The postmodern mindset obliterates all religions, making them equal in both their veracity and absurdity. In this position, everything becomes art – but it need not be seen as reductive. Art, at its most masterful, is magick. And, magick practiced without thought, craft and principle is merely bad art. Ethics and morality are no longer the sole possessions of any religion. They are matters for everyone to contemplate and define. Because most preexisting faiths do not allow for creative exploration of their tenets, antinomian subcultures spring up to do the heavy lifting of deconstruction. (Ave Satanas!)
“It is not that the artist is a different kind of person. It’s that every person is a different kind of artist.”
Every person is a different kind of religion as well. We are all in a religious category of one. The only system of understanding we can get behind 100%, is our own. To pretend otherwise is disingenuous. Religion, magick, or whatever you use to give your life meaning is all about ascribing intent to the patterns and events around you. “Belief” is a form of power best wielded with care, lest its potency becomes diluted by self-deception and delusions of grandeur.

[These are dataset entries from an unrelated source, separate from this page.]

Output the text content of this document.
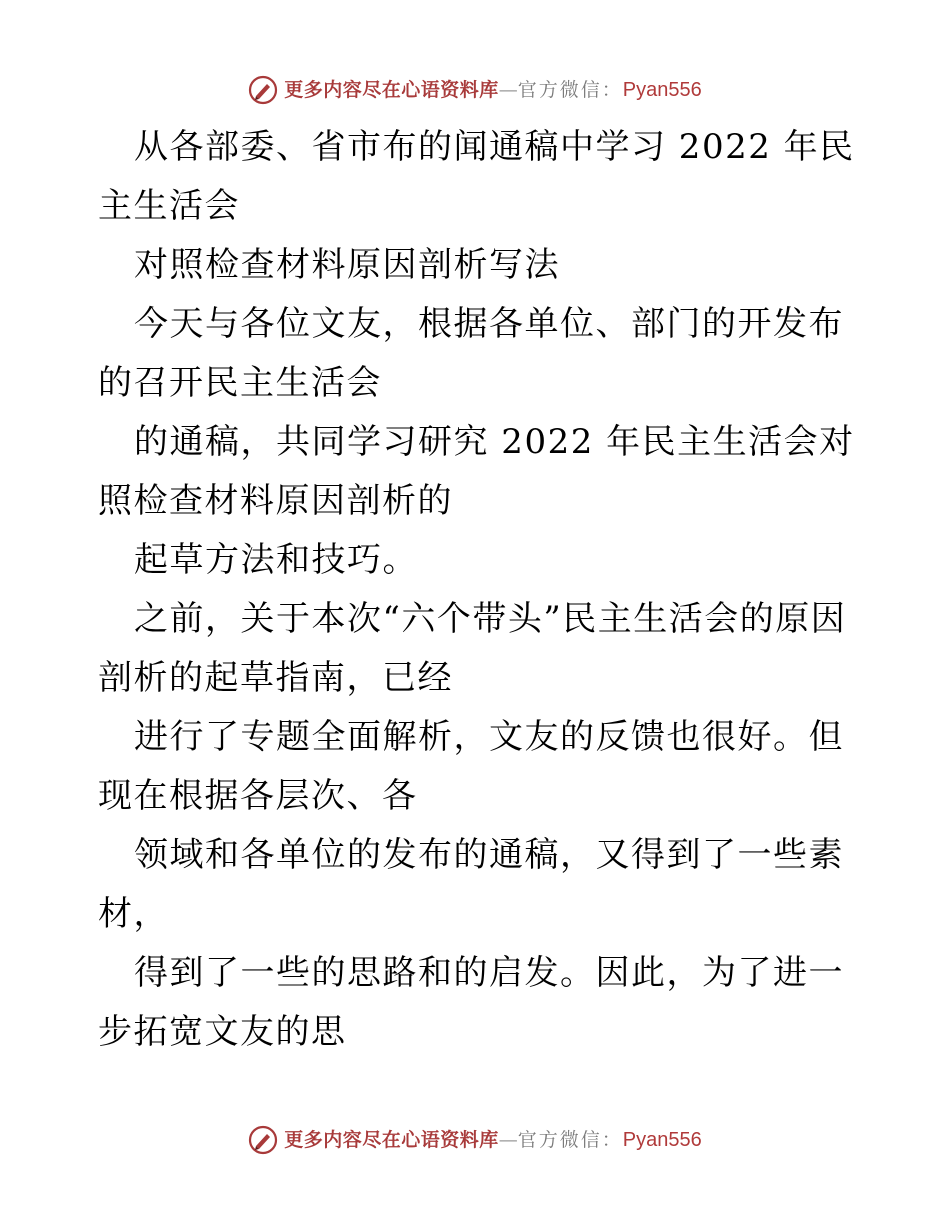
更多内容尽在心语资料库 — 官方微信： Pyan556

从各部委、省市布的闻通稿中学习 2022 年民主生活会

对照检查材料原因剖析写法

今天与各位文友，根据各单位、部门的开发布的召开民主生活会

的通稿，共同学习研究 2022 年民主生活会对照检查材料原因剖析的

起草方法和技巧。

之前，关于本次“六个带头”民主生活会的原因剖析的起草指南，已经

进行了专题全面解析，文友的反馈也很好。但现在根据各层次、各

领域和各单位的发布的通稿，又得到了一些素材，

得到了一些的思路和的启发。因此，为了进一步拓宽文友的思

更多内容尽在心语资料库 — 官方微信： Pyan556
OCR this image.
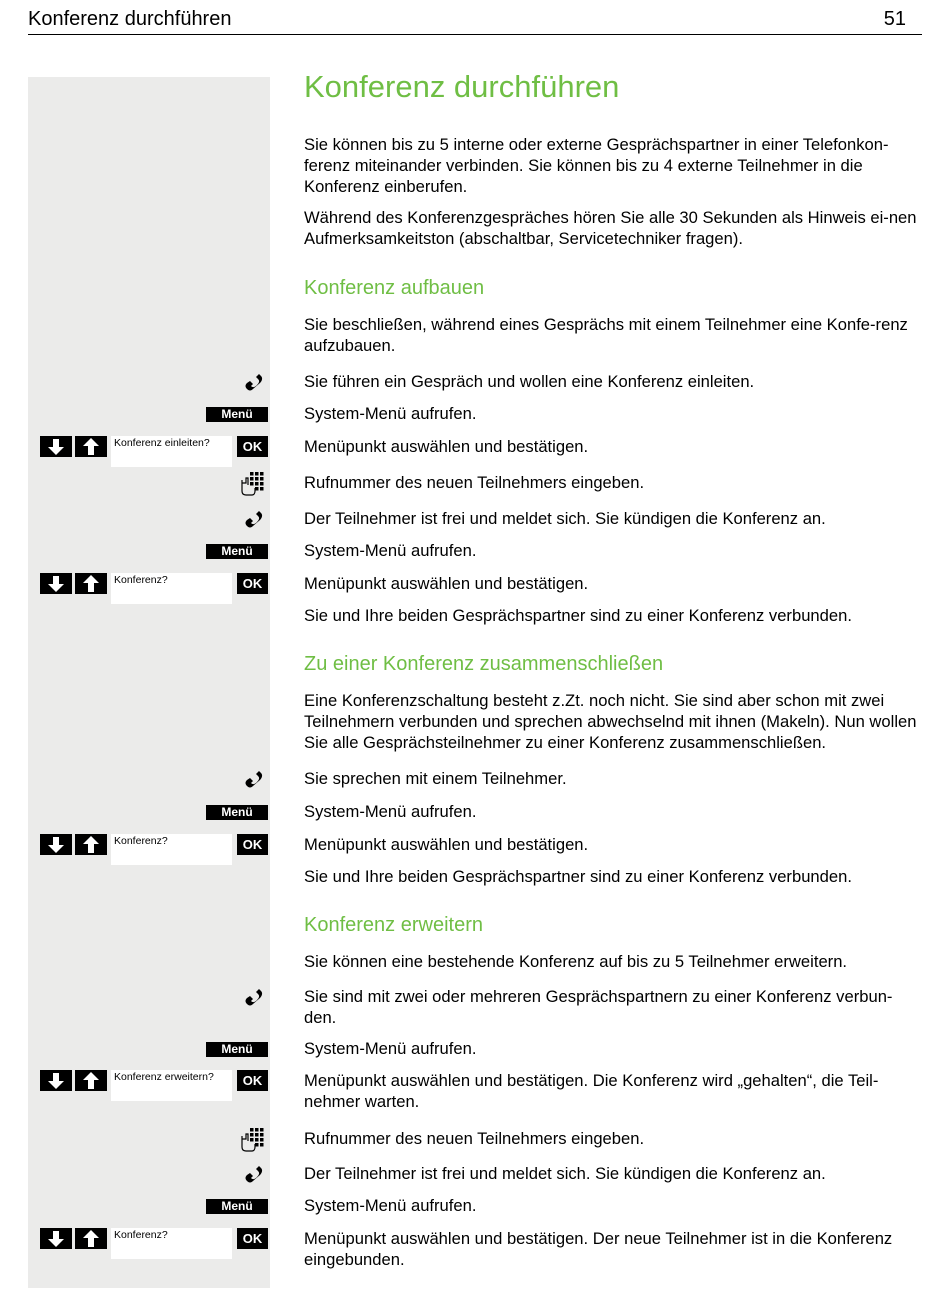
Konferenz durchführen	51
Konferenz durchführen
Sie können bis zu 5 interne oder externe Gesprächspartner in einer Telefonkon-ferenz miteinander verbinden. Sie können bis zu 4 externe Teilnehmer in die Konferenz einberufen.
Während des Konferenzgespräches hören Sie alle 30 Sekunden als Hinweis ei-nen Aufmerksamkeitston (abschaltbar, Servicetechniker fragen).
Konferenz aufbauen
Sie beschließen, während eines Gesprächs mit einem Teilnehmer eine Konfe-renz aufzubauen.
Sie führen ein Gespräch und wollen eine Konferenz einleiten.
Menü	System-Menü aufrufen.
Konferenz einleiten?	OK	Menüpunkt auswählen und bestätigen.
Rufnummer des neuen Teilnehmers eingeben.
Der Teilnehmer ist frei und meldet sich. Sie kündigen die Konferenz an.
Menü	System-Menü aufrufen.
Konferenz?	OK	Menüpunkt auswählen und bestätigen.
Sie und Ihre beiden Gesprächspartner sind zu einer Konferenz verbunden.
Zu einer Konferenz zusammenschließen
Eine Konferenzschaltung besteht z.Zt. noch nicht. Sie sind aber schon mit zwei Teilnehmern verbunden und sprechen abwechselnd mit ihnen (Makeln). Nun wollen Sie alle Gesprächsteilnehmer zu einer Konferenz zusammenschließen.
Sie sprechen mit einem Teilnehmer.
Menü	System-Menü aufrufen.
Konferenz?	OK	Menüpunkt auswählen und bestätigen.
Sie und Ihre beiden Gesprächspartner sind zu einer Konferenz verbunden.
Konferenz erweitern
Sie können eine bestehende Konferenz auf bis zu 5 Teilnehmer erweitern.
Sie sind mit zwei oder mehreren Gesprächspartnern zu einer Konferenz verbun-den.
Menü	System-Menü aufrufen.
Konferenz erweitern?	OK	Menüpunkt auswählen und bestätigen. Die Konferenz wird „gehalten“, die Teil-nehmer warten.
Rufnummer des neuen Teilnehmers eingeben.
Der Teilnehmer ist frei und meldet sich. Sie kündigen die Konferenz an.
Menü	System-Menü aufrufen.
Konferenz?	OK	Menüpunkt auswählen und bestätigen. Der neue Teilnehmer ist in die Konferenz eingebunden.
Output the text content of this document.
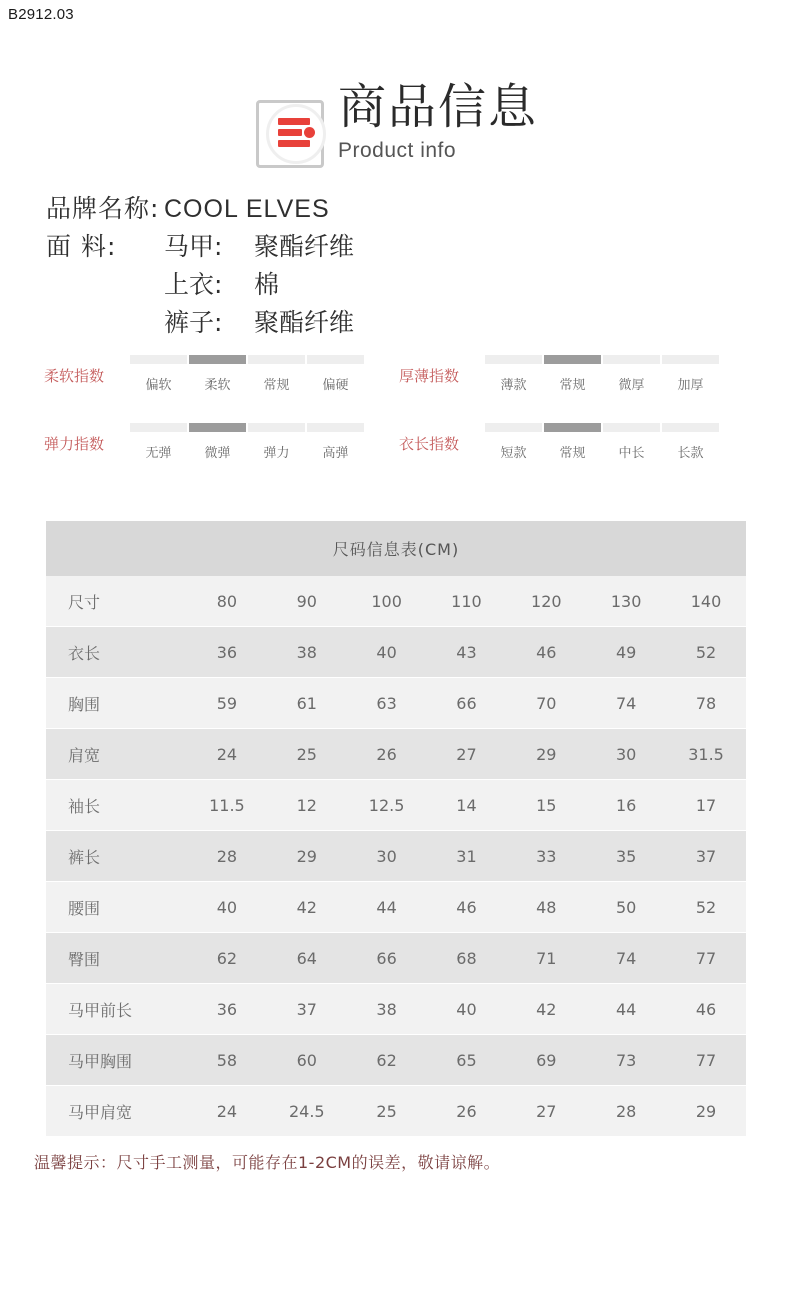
B2912.03
商品信息
Product info
品牌名称: COOL ELVES
面 料:	马甲:	聚酯纤维
上衣:	棉
裤子:	聚酯纤维
柔软指数
偏软	柔软	常规	偏硬
厚薄指数
薄款	常规	微厚	加厚
弹力指数
无弹	微弹	弹力	高弹
衣长指数
短款	常规	中长	长款
尺码信息表(CM)
尺寸	80	90	100	110	120	130	140
衣长	36	38	40	43	46	49	52
胸围	59	61	63	66	70	74	78
肩宽	24	25	26	27	29	30	31.5
袖长	11.5	12	12.5	14	15	16	17
裤长	28	29	30	31	33	35	37
腰围	40	42	44	46	48	50	52
臀围	62	64	66	68	71	74	77
马甲前长	36	37	38	40	42	44	46
马甲胸围	58	60	62	65	69	73	77
马甲肩宽	24	24.5	25	26	27	28	29
温馨提示：尺寸手工测量，可能存在1-2CM的误差，敬请谅解。
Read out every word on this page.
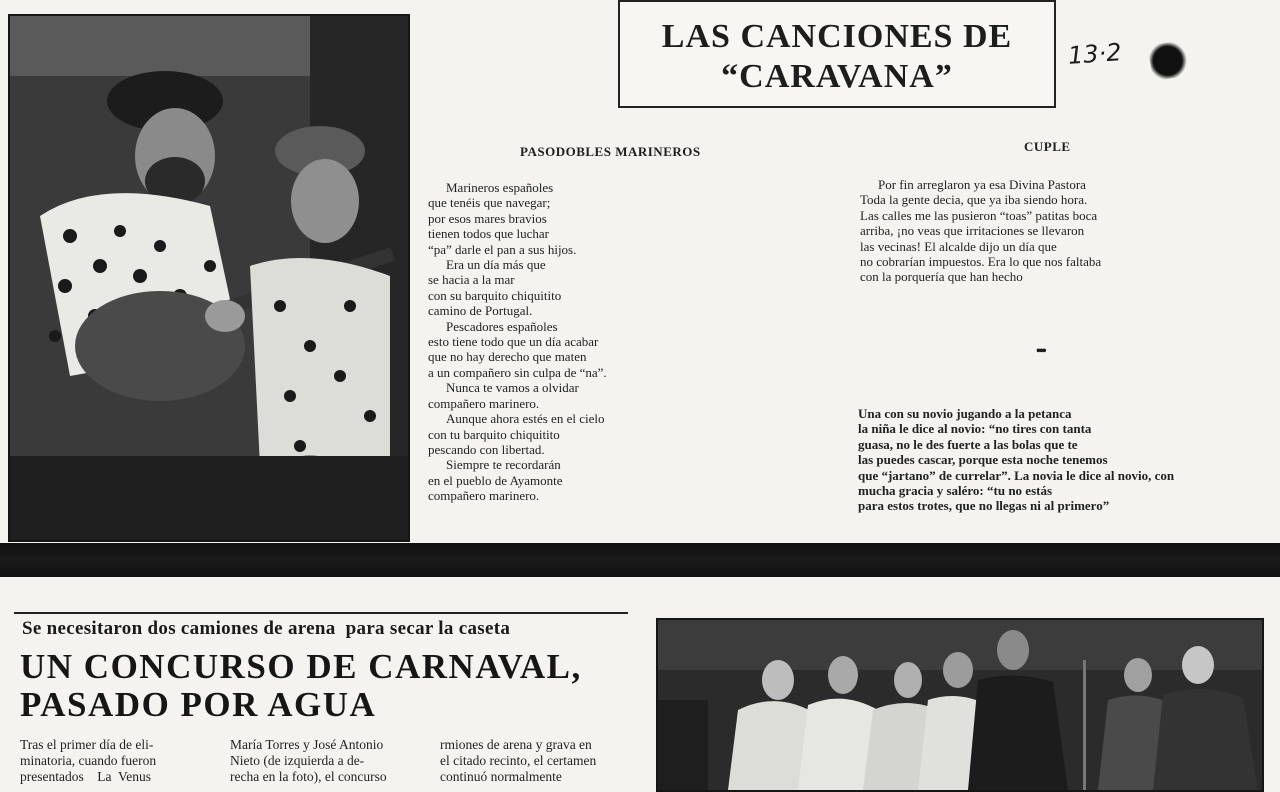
LAS CANCIONES DE
“CARAVANA”
13·2
PASODOBLES MARINEROS
Marineros españoles
que tenéis que navegar;
por esos mares bravios
tienen todos que luchar
“pa” darle el pan a sus hijos.
Era un día más que
se hacia a la mar
con su barquito chiquitito
camino de Portugal.
Pescadores españoles
esto tiene todo que un día acabar
que no hay derecho que maten
a un compañero sin culpa de “na”.
Nunca te vamos a olvidar
compañero marinero.
Aunque ahora estés en el cielo
con tu barquito chiquitito
pescando con libertad.
Siempre te recordarán
en el pueblo de Ayamonte
compañero marinero.
CUPLE
Por fin arreglaron ya esa Divina Pastora
Toda la gente decia, que ya iba siendo hora.
Las calles me las pusieron “toas” patitas boca
arriba, ¡no veas que irritaciones se llevaron
las vecinas! El alcalde dijo un día que
no cobrarían impuestos. Era lo que nos faltaba
con la porquería que han hecho
•••
Una con su novio jugando a la petanca
la niña le dice al novio: “no tires con tanta
guasa, no le des fuerte a las bolas que te
las puedes cascar, porque esta noche tenemos
que “jartano” de currelar”. La novia le dice al novio, con
mucha gracia y saléro: “tu no estás
para estos trotes, que no llegas ni al primero”
Se necesitaron dos camiones de arena  para secar la caseta
UN CONCURSO DE CARNAVAL,
PASADO POR AGUA
Tras el primer día de eli-
minatoria, cuando fueron
presentados    La  Venus
María Torres y José Antonio
Nieto (de izquierda a de-
recha en la foto), el concurso
rmiones de arena y grava en
el citado recinto, el certamen
continuó normalmente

Making the sacred visible in your living reality means crafting a life that is your Opus Magnus, your greatest work, and in alignment with your highest principles. In other words, to live artfully is no easy task, and cannot be accomplished with spell-craft or rote practice. It is the same goal set before all seekers of truth, in all times and all places. It is eudemonia, the self-actualization at the top of Maslow’s pyramid, and the attainment of practical wisdom. Crowley comes close to explaining it here:
“There is beauty in every incident of life; the true and the false, the wise and the foolish, are all one in the eye that beholds all without passion or prejudice: and the secret appears to lie not in the retirement from the world, but in keeping a part of oneself Vestal, sacred, intact, aloof from that self which makes contact with the external universe. In other words, in a separation of that which is and perceives from that which acts and suffers. And the art of doing this is really the art of being an artist. As a rule, it is a birthright; it may perhaps be attained by prayer and fasting; most surely, it can never be bought.”
~ Absinthe: The Green Goddess, Aleister Crowley
Balinese artistic depictions are almost always related to their religious sensibilities.* The quality of the work makes visible the artist’s love for the deity. In Bali, all things are made with an eye to the divine; this holds for practitioners of magick as well. There’s a reason for the terms “dark arts” or “magickal arts” – spells are very much acts of creation.
After touring all the hottest metaphysical movement of the 1990s-2000s, and trying on ideologies like shoes; my conclusion is that a practice is a practice, and there are many beneficial ones. Wisdom can be had a number of ways. The integrity of the seeker matters more than the chosen means of pursuit.
Perhaps it is age or simple resignation, but I no longer plead with the universe for anything. I just treat life as a medium for the artistic expression of my metaphysical truth.
My artworks are my acts of magick, selfish gifts, overtures of love, directed to the universe at large in a bid for authentic connection.
*Geertz, Clifford. The Interpretation of Culture; Selected essays. New York. Basic Books. 1973.